Parameter sets may reference other parameter sets, specifically, a PPS has an ID indicating the associated SPS and an
SPS has an ID indicating the associated VPS. Regardless of these associations, to facilitate parsing robustness, each
parameter set can be parsed independently, i.e. there is no conditional dependency in the syntax parsing on information
present in any associated parameter set.
4.1.3 Picture types
Random access functionality is provided using intra random access point (IRAP) pictures. An IRAP picture can only
contain one or more I-slices. HEVC defines three types of IRAP. These three picture types are:
• Instantaneous decoding refresh (IDR)
• Clean random access (CRA)
• Broken link access (BLA)
An IDR picture, when encountered, results in flushing of the decoded picture buffer (DPB). IDR pictures provide RAP
functionality but sacrifice coding performance because frames decoded prior to an IDR picture are no longer available
for reference in inter coding. In order to allow random access to the content and maintain the coding performance, HEVC
defines CRA pictures. CRA pictures are intra coded but, when encountered, do not empty the DPB. Consequently,
pictures following a CRA picture in decoding order can still use reference pictures that precede the CRA picture in
decoding order. Leading pictures may follow a CRA picture; leading pictures can either be decoded or skipped. Pictures
following a CRA in decoding order and correctly decodable are called random access decodable leading (RADL)
pictures. Pictures that follow a CRA picture in decoding order but cannot be correctly decoded without preceding
reference frames having also been decoded are called random access skipped leading (RASL) pictures.
One example use case for this functionality is splicing bitstreams to insert advertisements in a television programme.
Consider the case when Bitstream 1 (B1) and Bitstream 2 (B2) are concatenated as B1·B2 and the picture which starts
the segment associated to B2 is a CRA. All RASL pictures following the CRA picture in decoding order in B2 cannot be
correctly decoded because their associated reference pictures are not present in the DPB. These RASL pictures should be
discarded from the decoder output and this is accomplished by the splicing operation declaring the CRA picture in B2 to
be a BLA picture. In this case the decoder knows that all RASL associated with this BLA picture will not be displayed.
Finally, HEVC also defines two additional types of pictures to support temporal scalability:
• Temporal sublayer access (TSA)
• Step-wise temporal sub-layer access (STSA)

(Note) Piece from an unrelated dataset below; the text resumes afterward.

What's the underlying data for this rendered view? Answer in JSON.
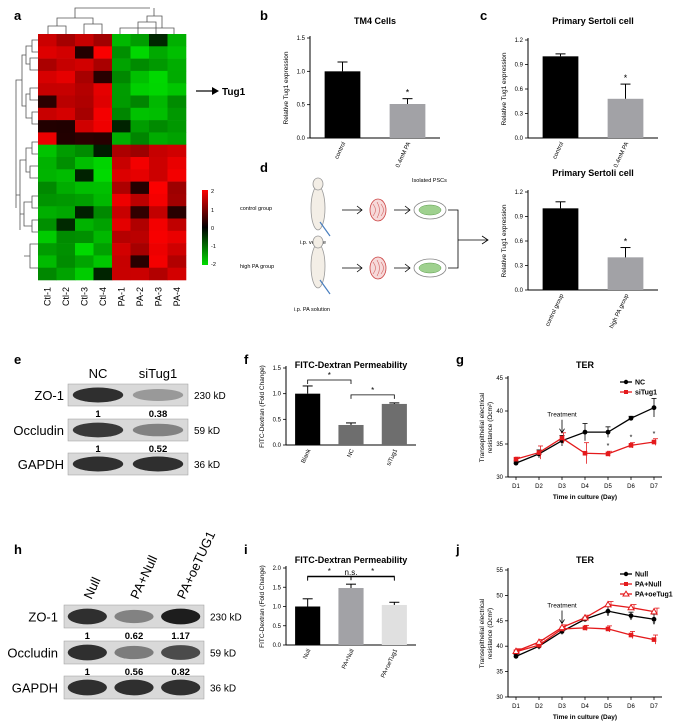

These pictures impose restrictions on the reference used between different temporal layers so that temporal down-
switching and up-switching operations can be made possible (see Figure 5 in [5] for an example on the use of TSA and
STSA pictures).
4.1.4 Reference picture set
The reference picture set (RPS) has been introduced in HEVC to handle reference pictures in the DPB. In fact, when a
picture is no longer used for reference by other pictures, it should be discarded from the DPB. If instead a picture is used
as reference for future pictures it must be kept in the DPB to correctly decode the bitstream. The RPS contains
information on the status of the DPB and may be signalled in the SPS, and additionally signalled, or overridden, in the
slice header. The signalling is absolute, i.e. each RPS describes the DPB status and does not refer to any previous status
for its description. In this way, bitstream error resilience is improved even when some NAL units are lost.
4.2 Picture partitioning
4.2.1 Coding tree unit (CTU) partitioning
Pictures are divided into a sequence of coding tree units (CTUs), all being the same size, and each covering a square
pixel region of the picture. An example of a picture divided into CTUs is shown in Figure 4-1. The size of a CTU is
specified with respect to the luma channel, to prevent ambiguity when considering chroma formats.
The size of the CTU is configured as one of 16×16, 32×32 or 64×64 luma samples.